"A nightmare of unimaginable, frightening, real proportions." 

Those were the words from Pastor Monsignor John Graham on Friday at the funeral for a family grieving from the pain of having to bury seven of their family members after a horrific crash took their lives.

Hymns, incense and sorrow filled an ornate old church in the Bronx for the funeral of the family members, all killed when their SUV flew over a guardrail and plummeted 60 feet.

Seven shiny white caskets — one, a 3-year-old's, was smaller than the rest — crowded the space before the altar at St. Raymond's Church.

One mourner, Direna Small, described the tragedy succinctly: "Seven at one time. Three generations. No goodbye."

I will never be able to express how grateful my family and I are. Throughout all the sorrow and darkness this support is the only light I see.

- - Jonel González

Killed in Sunday's wreck were Jacob Nuñez and Ana Julia Martínez, who were visiting from the Dominican Republic community of Manuel Bueno; their daughters, Maria González and Maria Nuñez; González's daughter, Jocelyn González, 10; and Maria Nuñez's daughters Niely Rosario, 7, and Marly Rosario, 3.

Jonel Gonzalez, 18, lost his mother, sister, grandparents and three cousins in the accident.

"No words can explain what I am feeling," González said in a statement to Fox News Latino. "I lost my world, the most beautiful and amazing women in my life, but it's amazing when you feel like you have no one, then you realize how people are really there for you."

An online donation campaign set up to help the grieving family reeling from the loss has raised over 100,000 dollars to help pay for Friday's services.

Police say Maria González was driving on the elevated Bronx River Parkway when the SUV clipped the median, then crossed three lanes of traffic and hit a curb that launched it over the guardrail and down to the grounds of the Bronx Zoo.

Hundreds of relatives and friends arrived for the funeral Friday morning, some in a long white limousine that bore paper signs with the names of the dead. A church bell tolled slowly and a dozen children from the parish elementary school — which Jocelyn attended — lined the church steps as a kind of honor guard.

The funeral came one day before what would have been Jocelyn's First Holy Communion, Graham said.

Police closed off busy Castle Hill Avenue before the seven hearses arrived. About 200 people without connections to the family lined up in hopes of getting in to the funeral, but the church, built in 1903, was packed well beyond its 650-person capacity with friends and family. Scores of people stood through the Mass.

Prayers were said in English and Spanish, and a choir sang hymns in both languages.
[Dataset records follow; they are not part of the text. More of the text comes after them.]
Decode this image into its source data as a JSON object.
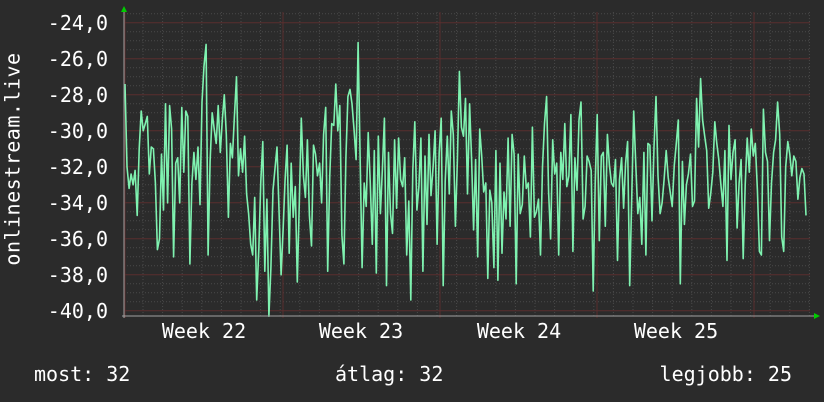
{
  "chart_data": {
    "type": "line",
    "ylabel": "onlinestream.live",
    "ylim": [
      -40.4,
      -23.4
    ],
    "y_tick_labels": [
      "-24,0",
      "-26,0",
      "-28,0",
      "-30,0",
      "-32,0",
      "-34,0",
      "-36,0",
      "-38,0",
      "-40,0"
    ],
    "x_tick_labels": [
      "Week 22",
      "Week 23",
      "Week 24",
      "Week 25"
    ],
    "grid": true,
    "colors": {
      "background": "#2b2b2b",
      "line": "#7ff2b0",
      "grid": "#4a4a4a",
      "axis_arrow": "#00cc00",
      "text": "#ffffff"
    },
    "series": [
      {
        "values": [
          -27.4,
          -32,
          -33.2,
          -32.4,
          -33,
          -32.2,
          -34.7,
          -31,
          -28.9,
          -30,
          -29.6,
          -29.2,
          -32.4,
          -30.9,
          -31,
          -32.9,
          -36.6,
          -36,
          -31.3,
          -34.4,
          -28.5,
          -34,
          -28.6,
          -29.9,
          -37,
          -31.8,
          -31.5,
          -34,
          -28.7,
          -32.3,
          -28.9,
          -29.2,
          -37.4,
          -32.9,
          -31.2,
          -32.7,
          -30.9,
          -34.1,
          -28.4,
          -26.4,
          -25.2,
          -36.9,
          -31.7,
          -29,
          -29.9,
          -30.7,
          -28.6,
          -31.2,
          -29.4,
          -28,
          -30.2,
          -34.8,
          -30.7,
          -31.5,
          -29.2,
          -27,
          -32.5,
          -31,
          -32.3,
          -30.3,
          -33.5,
          -34.6,
          -36.3,
          -36.9,
          -33.7,
          -39.4,
          -36.6,
          -32.8,
          -30.6,
          -37.8,
          -33.8,
          -40.3,
          -37.6,
          -33.3,
          -32.1,
          -30.9,
          -34.4,
          -38,
          -35.5,
          -32.7,
          -30.8,
          -36.8,
          -31.8,
          -34.8,
          -33.1,
          -38.4,
          -34,
          -29.3,
          -32.5,
          -33.7,
          -30.5,
          -34.7,
          -36.4,
          -30.8,
          -31.3,
          -32.5,
          -31.8,
          -34,
          -30.2,
          -28.7,
          -37.8,
          -32.6,
          -29.6,
          -29.7,
          -27.4,
          -30,
          -28.6,
          -35.8,
          -37.4,
          -31.5,
          -28.1,
          -27.7,
          -28.5,
          -29.9,
          -31.6,
          -25.1,
          -31.4,
          -37.6,
          -32.9,
          -34.2,
          -30.1,
          -32.8,
          -36.3,
          -31.1,
          -37.9,
          -30.3,
          -34.6,
          -32.1,
          -29.3,
          -38.6,
          -31.2,
          -34.6,
          -35.7,
          -30.5,
          -34.3,
          -30.4,
          -32.7,
          -33.1,
          -31.5,
          -36.9,
          -33.9,
          -39.4,
          -32.2,
          -29.5,
          -34.4,
          -33.1,
          -30.4,
          -37.8,
          -31.4,
          -35.2,
          -30.2,
          -33.6,
          -32,
          -30,
          -36.3,
          -31.2,
          -29.3,
          -38.6,
          -32.8,
          -30.3,
          -33.5,
          -28.9,
          -30.2,
          -35.3,
          -31.6,
          -26.7,
          -29.8,
          -30.3,
          -28.2,
          -33.5,
          -28.5,
          -31.6,
          -35.5,
          -31.6,
          -37,
          -29.9,
          -31.4,
          -33.4,
          -32.9,
          -38.2,
          -33.3,
          -34,
          -37.6,
          -31.1,
          -38.3,
          -31.8,
          -36.8,
          -33.4,
          -34.9,
          -30.4,
          -35.3,
          -30.2,
          -31.3,
          -38.5,
          -31.3,
          -34.6,
          -34.1,
          -31.4,
          -33.2,
          -32.9,
          -35.9,
          -29.8,
          -34.8,
          -34.5,
          -33.8,
          -36.9,
          -32,
          -29.6,
          -28.1,
          -33.4,
          -36,
          -30.5,
          -32.4,
          -31.8,
          -36.9,
          -31.2,
          -32.7,
          -29.6,
          -33.1,
          -32.5,
          -29.1,
          -36.7,
          -31.5,
          -33.3,
          -29.4,
          -28.4,
          -34.9,
          -34.2,
          -31.4,
          -31.7,
          -32.2,
          -38.9,
          -32.9,
          -29.1,
          -36.1,
          -31.4,
          -31.2,
          -35.3,
          -30.2,
          -31.9,
          -32.9,
          -33.1,
          -31.6,
          -37.2,
          -32.7,
          -31.5,
          -34.3,
          -31.8,
          -30.6,
          -38.6,
          -33.8,
          -28.9,
          -31.9,
          -34.6,
          -33.7,
          -36.3,
          -31.2,
          -36.9,
          -30.7,
          -30.8,
          -35,
          -30.9,
          -28.1,
          -32.5,
          -34.6,
          -34,
          -32.7,
          -31.1,
          -32.6,
          -33.4,
          -34.2,
          -31.9,
          -30.7,
          -29.4,
          -38.5,
          -31.7,
          -35.2,
          -33,
          -32.4,
          -31.3,
          -34.2,
          -33.9,
          -28.2,
          -30.9,
          -27.1,
          -29.4,
          -30.3,
          -31.1,
          -34.3,
          -33.5,
          -32.3,
          -29.5,
          -30.7,
          -31.6,
          -33,
          -34.2,
          -31.1,
          -37.2,
          -29.7,
          -32.7,
          -31.2,
          -30.5,
          -35.4,
          -32.9,
          -31.6,
          -37.1,
          -33,
          -30.4,
          -32.3,
          -29.9,
          -31.4,
          -30.7,
          -33.3,
          -36.7,
          -36.9,
          -28.8,
          -31.2,
          -31.7,
          -36.1,
          -32.9,
          -31.2,
          -30.5,
          -28.4,
          -30.2,
          -35.9,
          -36.7,
          -32,
          -30.6,
          -31.3,
          -32.5,
          -31.4,
          -31.7,
          -33.8,
          -32.6,
          -32.1,
          -32.4,
          -34.7
        ]
      }
    ]
  },
  "stats": {
    "current_label": "most:",
    "current_value": "32",
    "average_label": "átlag:",
    "average_value": "32",
    "best_label": "legjobb:",
    "best_value": "25"
  }
}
At a point in the Mass where congregants share a sign of peace — usually a handshake — dozens of relatives left their pews for long embraces with each other, many of them crying. The display affected many other mourners; a nun dabbed at her eyes, an usher's lower lip quivered.

At the end of the Mass, Bishop Josu Iriondo walked down the steps from the altar, sprinkled the caskets with holy water and waved incense over them.

The girls and their mothers were buried at St. Raymond Cemetery in the Bronx, Graham said. The grandparents' bodies were to be returned to the Dominican Republic.